More in line with our industry, Construction Materials & Supplies accounted for over one in ten shipment dollars (10.9%) in August, generating slightly over $52 billion for the month. This includes shipments of HVAC and Electrical Lighting equipment, which supplies both the residential and non-residential segments. It also includes manufacturing of products for asphalt and paving that are mostly used in non-residential applications such as roads.

The chart below displays shipments of the largest eight industries for the last twelve months through August of this year. The figures within parenthesis are the percent change between July and August. Most of the patterns are remarkably similar, with essentially a plunge followed by a V-shaped recovery.

For two categories, Computers & Electronics (labeled “Computers”) and  Appliances, August shipment volume exceeded pre-pandemic levels. Computer shipments, at $29.8 billion for the month, are 4% higher than their previous peak in January.

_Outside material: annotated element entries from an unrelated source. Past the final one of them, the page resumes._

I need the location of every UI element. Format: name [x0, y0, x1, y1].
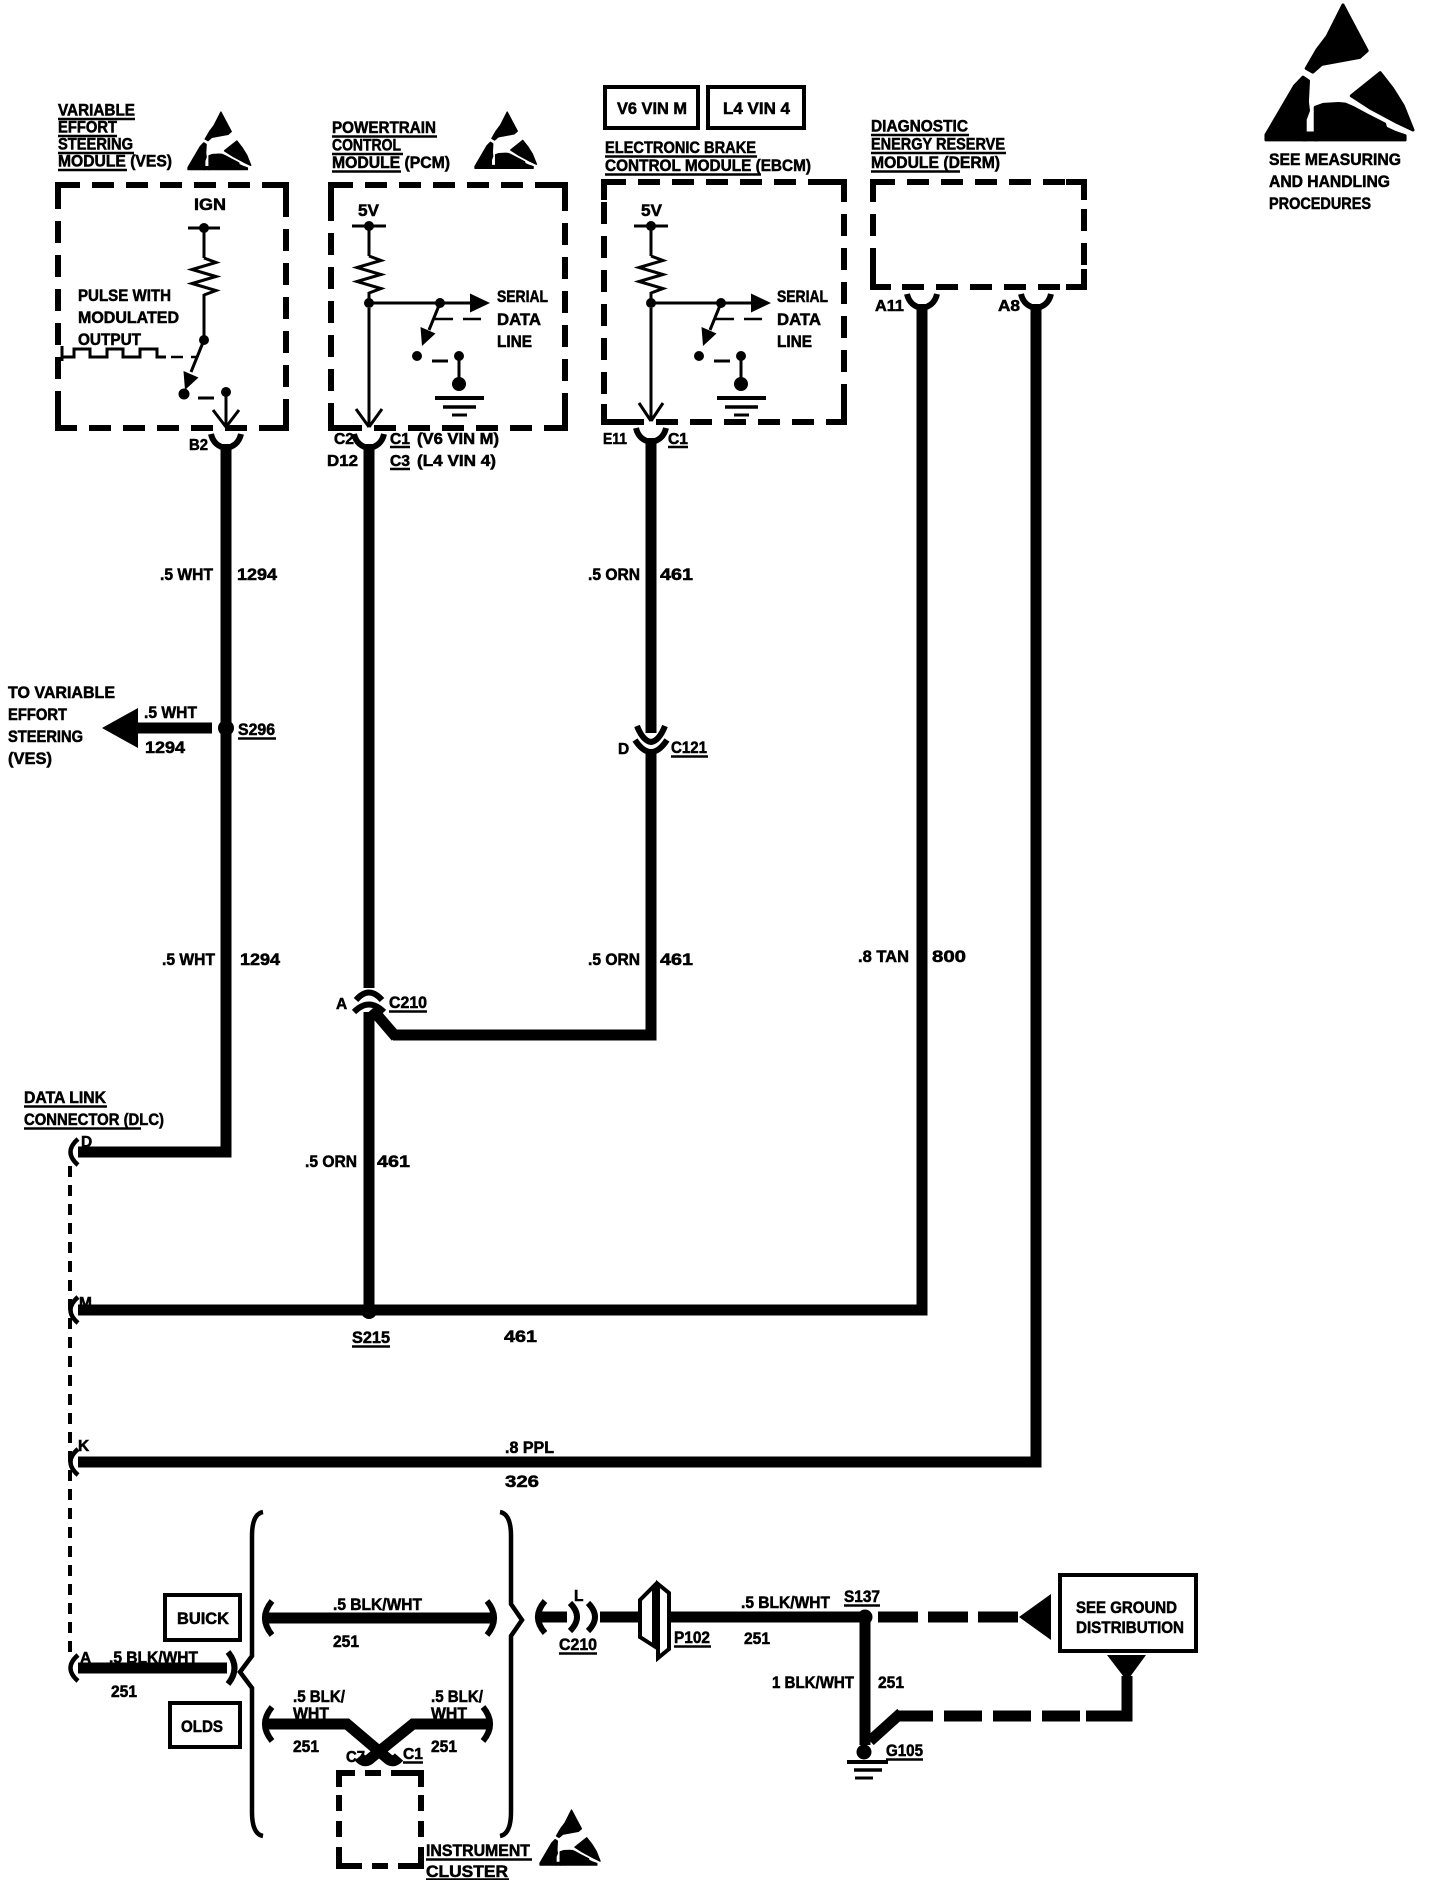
wire PPL 326 from A8 to K line	[1024, 304, 1036, 1462]
svg-text:C1: C1	[403, 1746, 423, 1763]
wire ORN 461 from E11 to C121	[646, 438, 657, 733]
DLC title	[24, 1088, 164, 1129]
svg-text:E11: E11	[603, 431, 627, 448]
wire ORN 461 from C2 to C210	[364, 444, 375, 988]
svg-text:SERIAL: SERIAL	[497, 287, 548, 306]
svg-text:PULSE WITH: PULSE WITH	[78, 286, 171, 305]
svg-text:MODULATED: MODULATED	[78, 308, 179, 327]
svg-text:5V: 5V	[641, 201, 663, 220]
svg-text:5V: 5V	[358, 201, 380, 220]
wire	[368, 226, 371, 256]
svg-text:800: 800	[932, 947, 966, 966]
svg-text:LINE: LINE	[777, 332, 812, 351]
wire WHT 1294 from B2 to DLC D	[78, 444, 226, 1152]
svg-text:L4 VIN 4: L4 VIN 4	[723, 99, 791, 118]
svg-text:P102: P102	[674, 1628, 710, 1647]
svg-text:S296: S296	[238, 720, 275, 739]
svg-text:K: K	[78, 1438, 90, 1455]
resistor (VES pull-up)	[192, 258, 216, 295]
svg-text:D12: D12	[327, 453, 358, 470]
serial data line arrow (PCM)	[369, 302, 471, 305]
wire ORN 461 from C210 to S215	[364, 1012, 375, 1314]
splice S137	[858, 1610, 873, 1625]
svg-text:B2: B2	[189, 437, 208, 454]
svg-text:PROCEDURES: PROCEDURES	[1269, 194, 1371, 213]
svg-text:DATA: DATA	[497, 310, 541, 329]
L4 VIN 4 tag box	[708, 87, 804, 128]
note SEE MEASURING AND HANDLING PROCEDURES	[1269, 150, 1401, 213]
svg-text:1294: 1294	[145, 738, 186, 757]
wire	[368, 292, 371, 303]
svg-text:.5 WHT: .5 WHT	[160, 565, 214, 584]
svg-text:251: 251	[744, 1629, 770, 1648]
ground (EBCM internal)	[736, 351, 746, 361]
svg-text:(VES): (VES)	[8, 749, 52, 768]
serial data line arrow (EBCM)	[651, 302, 752, 305]
wire from arrow	[1086, 1676, 1127, 1716]
arrow (off-page, ground distribution)	[1019, 1594, 1051, 1640]
ESD symbol at VES	[188, 112, 251, 170]
wire jog to ground wire	[870, 1713, 901, 1741]
wire	[203, 294, 206, 338]
ground G105	[857, 1745, 872, 1760]
svg-text:G105: G105	[886, 1741, 923, 1760]
ESD symbol at PCM	[475, 112, 536, 168]
svg-text:DATA LINK: DATA LINK	[24, 1088, 107, 1107]
svg-text:DIAGNOSTIC: DIAGNOSTIC	[871, 117, 968, 136]
switch S (VES output driver)	[199, 335, 209, 345]
wire BLK/WHT 251 (OLDS right)	[359, 1724, 489, 1761]
svg-text:V6 VIN M: V6 VIN M	[617, 99, 687, 118]
ground (PCM internal)	[454, 351, 464, 361]
svg-text:WHT: WHT	[293, 1704, 330, 1723]
svg-text:C3: C3	[390, 453, 410, 470]
wire to C210	[540, 1612, 567, 1623]
svg-text:INSTRUMENT: INSTRUMENT	[426, 1841, 531, 1860]
svg-text:1294: 1294	[237, 565, 278, 584]
svg-text:POWERTRAIN: POWERTRAIN	[332, 118, 436, 137]
svg-text:461: 461	[660, 950, 693, 969]
instrument cluster title	[426, 1841, 532, 1880]
switch S (EBCM driver)	[716, 298, 726, 308]
module VES dashed box	[58, 185, 286, 428]
instrument cluster dashed box	[339, 1773, 421, 1866]
connector cap after brace	[538, 1601, 545, 1633]
exit arrow to E11	[650, 308, 653, 420]
connector C210 (pin L)	[570, 1603, 577, 1631]
svg-text:MODULE (DERM): MODULE (DERM)	[871, 153, 1000, 172]
ESD symbol large (top right)	[1266, 5, 1413, 140]
label PULSE WITH MODULATED OUTPUT	[78, 286, 179, 349]
svg-text:EFFORT: EFFORT	[8, 705, 68, 724]
svg-text:1294: 1294	[240, 950, 281, 969]
svg-text:.5 BLK/WHT: .5 BLK/WHT	[333, 1595, 423, 1614]
svg-text:251: 251	[111, 1682, 137, 1701]
svg-text:C210: C210	[389, 993, 427, 1012]
ESD symbol at instrument cluster	[540, 1810, 600, 1865]
svg-text:.5 WHT: .5 WHT	[144, 703, 198, 722]
svg-text:LINE: LINE	[497, 332, 532, 351]
SEE GROUND DISTRIBUTION box	[1060, 1575, 1196, 1651]
svg-text:C1: C1	[390, 431, 410, 448]
svg-text:251: 251	[878, 1673, 904, 1692]
svg-text:.5 WHT: .5 WHT	[162, 950, 216, 969]
svg-text:MODULE (PCM): MODULE (PCM)	[332, 153, 450, 172]
svg-text:DISTRIBUTION: DISTRIBUTION	[1076, 1618, 1184, 1637]
svg-text:STEERING: STEERING	[8, 727, 83, 746]
wire PPL 326 from K	[78, 1457, 1036, 1468]
module EBCM dashed box	[604, 182, 844, 422]
VES output node	[221, 387, 231, 397]
exit arrow to C2	[368, 308, 371, 426]
wire 461 from M to A11 corner	[78, 1305, 922, 1316]
BUICK tag box	[165, 1595, 240, 1640]
wire BLK/WHT 251 (BUICK)	[266, 1613, 493, 1624]
brace right	[500, 1512, 522, 1836]
svg-text:AND HANDLING: AND HANDLING	[1269, 172, 1390, 191]
dashed wire to G105 branch	[898, 1711, 1080, 1722]
svg-text:IGN: IGN	[194, 195, 226, 214]
dashed link to switch	[171, 356, 196, 359]
svg-text:ELECTRONIC BRAKE: ELECTRONIC BRAKE	[605, 138, 756, 157]
svg-text:C121: C121	[671, 738, 707, 757]
connector C121 (pin D)	[637, 726, 665, 742]
arrow from box down	[1107, 1655, 1146, 1681]
svg-text:326: 326	[505, 1472, 539, 1491]
svg-text:MODULE (VES): MODULE (VES)	[58, 152, 172, 171]
resistor (EBCM pull-up)	[639, 256, 663, 293]
svg-text:251: 251	[431, 1737, 457, 1756]
svg-text:CLUSTER: CLUSTER	[426, 1862, 508, 1880]
pulse waveform	[62, 346, 166, 361]
svg-text:CONNECTOR (DLC): CONNECTOR (DLC)	[24, 1110, 164, 1129]
svg-text:C210: C210	[559, 1635, 597, 1654]
svg-text:DATA: DATA	[777, 310, 821, 329]
DERM title	[871, 117, 1006, 173]
V6 VIN M tag box	[605, 87, 698, 128]
svg-text:TO VARIABLE: TO VARIABLE	[8, 683, 115, 702]
connector P102	[640, 1586, 654, 1646]
wire C210 to P102	[600, 1612, 642, 1623]
OLDS tag box	[170, 1703, 240, 1747]
svg-text:.5 ORN: .5 ORN	[305, 1152, 357, 1171]
connector C210 (pin A)	[356, 993, 382, 1001]
wire	[203, 228, 206, 258]
svg-text:.8 TAN: .8 TAN	[858, 947, 909, 966]
arrow to VES (off-page)	[138, 723, 212, 734]
svg-text:S137: S137	[844, 1587, 880, 1606]
svg-text:.5 ORN: .5 ORN	[588, 950, 640, 969]
wire jog into C210	[372, 1009, 396, 1037]
wire ORN 461 from C121 to C210	[393, 754, 651, 1035]
splice S215	[361, 1303, 377, 1319]
svg-text:D: D	[81, 1134, 92, 1151]
PCM title	[332, 118, 450, 172]
svg-text:A11: A11	[875, 298, 904, 315]
exit arrow to B2	[225, 394, 228, 426]
svg-text:D: D	[618, 741, 629, 758]
module DERM dashed box	[873, 182, 1084, 287]
svg-text:C2: C2	[334, 431, 354, 448]
node junction EBCM	[646, 298, 656, 308]
svg-text:SEE GROUND: SEE GROUND	[1076, 1598, 1177, 1617]
svg-text:WHT: WHT	[431, 1704, 468, 1723]
wire	[650, 292, 653, 303]
svg-text:461: 461	[504, 1327, 537, 1346]
svg-text:SEE MEASURING: SEE MEASURING	[1269, 150, 1401, 169]
svg-text:461: 461	[660, 565, 693, 584]
EBCM title	[605, 138, 811, 175]
module PCM dashed box	[331, 185, 565, 428]
svg-text:.5 ORN: .5 ORN	[588, 565, 640, 584]
svg-text:L: L	[574, 1588, 583, 1605]
svg-text:C7: C7	[346, 1749, 365, 1766]
svg-text:1 BLK/WHT: 1 BLK/WHT	[772, 1673, 855, 1692]
svg-text:OLDS: OLDS	[181, 1717, 223, 1736]
svg-text:CONTROL MODULE (EBCM): CONTROL MODULE (EBCM)	[605, 156, 811, 175]
svg-text:SERIAL: SERIAL	[777, 287, 828, 306]
svg-text:(V6 VIN M): (V6 VIN M)	[417, 431, 499, 448]
wire TAN 800 from A11 to M line	[910, 304, 922, 1310]
svg-text:.8 PPL: .8 PPL	[505, 1438, 554, 1457]
VES title	[58, 101, 172, 171]
svg-text:A8: A8	[998, 298, 1020, 315]
svg-text:CONTROL: CONTROL	[332, 136, 401, 155]
note TO VARIABLE EFFORT STEERING (VES)	[8, 683, 115, 768]
svg-text:.5 BLK/WHT: .5 BLK/WHT	[109, 1648, 199, 1667]
DLC body dashed line	[68, 1166, 72, 1654]
svg-text:461: 461	[377, 1152, 410, 1171]
wire P102 to S137	[668, 1612, 868, 1623]
dashed wire S137 to ground distribution arrow	[878, 1612, 1018, 1623]
wire BLK/WHT 251 (OLDS left)	[266, 1724, 399, 1761]
wire BLK/WHT 251 from A to brace	[78, 1663, 227, 1674]
svg-text:BUICK: BUICK	[177, 1609, 230, 1628]
node junction PCM	[364, 298, 374, 308]
switch S (PCM driver)	[435, 298, 445, 308]
svg-text:C1: C1	[668, 431, 688, 448]
splice S296	[218, 720, 234, 736]
svg-text:ENERGY RESERVE: ENERGY RESERVE	[871, 135, 1005, 154]
svg-text:251: 251	[333, 1632, 359, 1651]
svg-text:(L4 VIN 4): (L4 VIN 4)	[417, 453, 496, 470]
resistor (PCM pull-up)	[357, 256, 381, 293]
svg-text:251: 251	[293, 1737, 319, 1756]
wire 1 BLK/WHT 251 to G105	[860, 1622, 871, 1745]
box corner marks	[58, 182, 1084, 428]
svg-text:S215: S215	[352, 1328, 390, 1347]
svg-text:OUTPUT: OUTPUT	[78, 330, 142, 349]
svg-text:.5 BLK/WHT: .5 BLK/WHT	[741, 1593, 831, 1612]
wire	[650, 226, 653, 256]
brace left	[240, 1512, 263, 1836]
svg-text:A: A	[336, 996, 347, 1013]
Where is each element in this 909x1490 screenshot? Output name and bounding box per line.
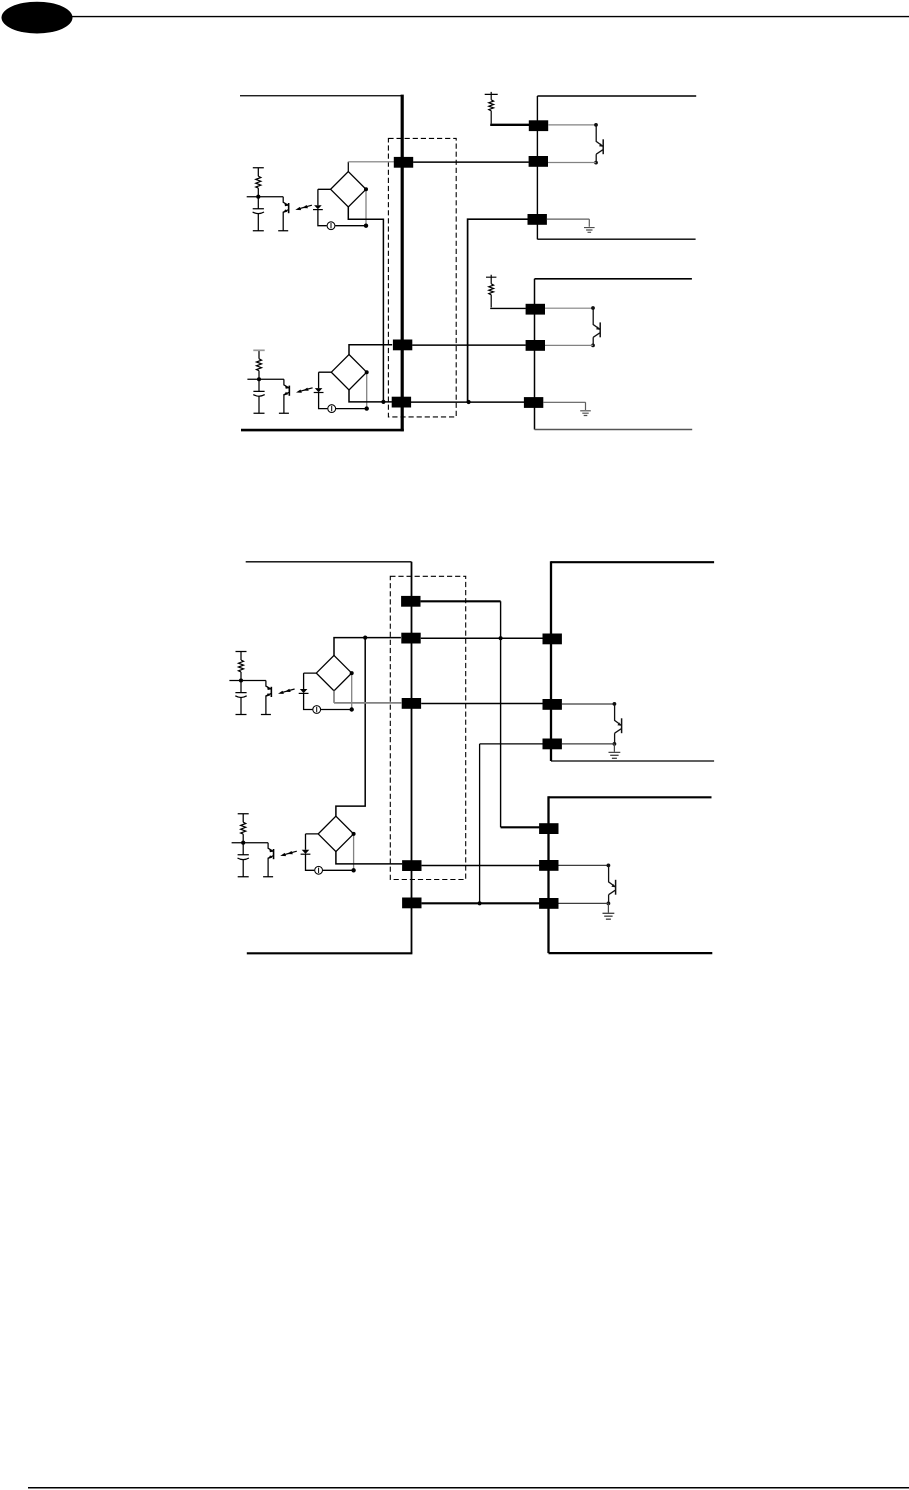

Household Appliances, with $2.0 billion of shipments in August, tally 10% above their corresponding January level.

Manufacturing Shipments & Employment

Increased manufacturing activity, as shown by a rise in shipments, might be expected to lead to an increase in manufacturing jobs. But that is not necessarily the case for a number of reasons.

For one thing, on a short-term basis, manufacturers are able to increase production and shipments by increasing the number of hours worked using their current labor force. On at longer term basis, manufacturers can substitute capital equipment for labor in order to reduce costs.

It should also be noted that in many instances manufacturers have reduced their employee count by outsourcing some of the jobs that may not be critical to the manufacturing process. Jobs such as office cleaning and maintenance work do not need to be filled as in-house positions.

Historically, between 1992 and 2008, total U.S. manufacturing shipments rose by 88%. They almost doubled in value from that period, from $2.9 trillion in 1992 to $5.4 trillion. However, manufacturing employment over the same period fell by 3.4 million jobs, a 20% decline from the 16.8 million  employed in the initial year.

Over the full 28 years shown in the chart above, shipments today are more than double their earlier volume (+111%), but employment is actually 28% below its January 1992 level. It is debatable whether efforts to bring manufacturing back will result in significant employment gains.

Note: The U.S. Department of Commerce releases data on manufacturers’ shipments and new orders twice each month. Late in a given month, it releases advanced data estimates for manufacturers’ Durable Goods for the previous month. Durables are products such as computers, vehicles, metals, etc.

Towards the middle of the following month the Commerce Department releases all data, including Nondurables such as food or petroleum products, but these data are two months behind.

This report includes the latest data for all product categories.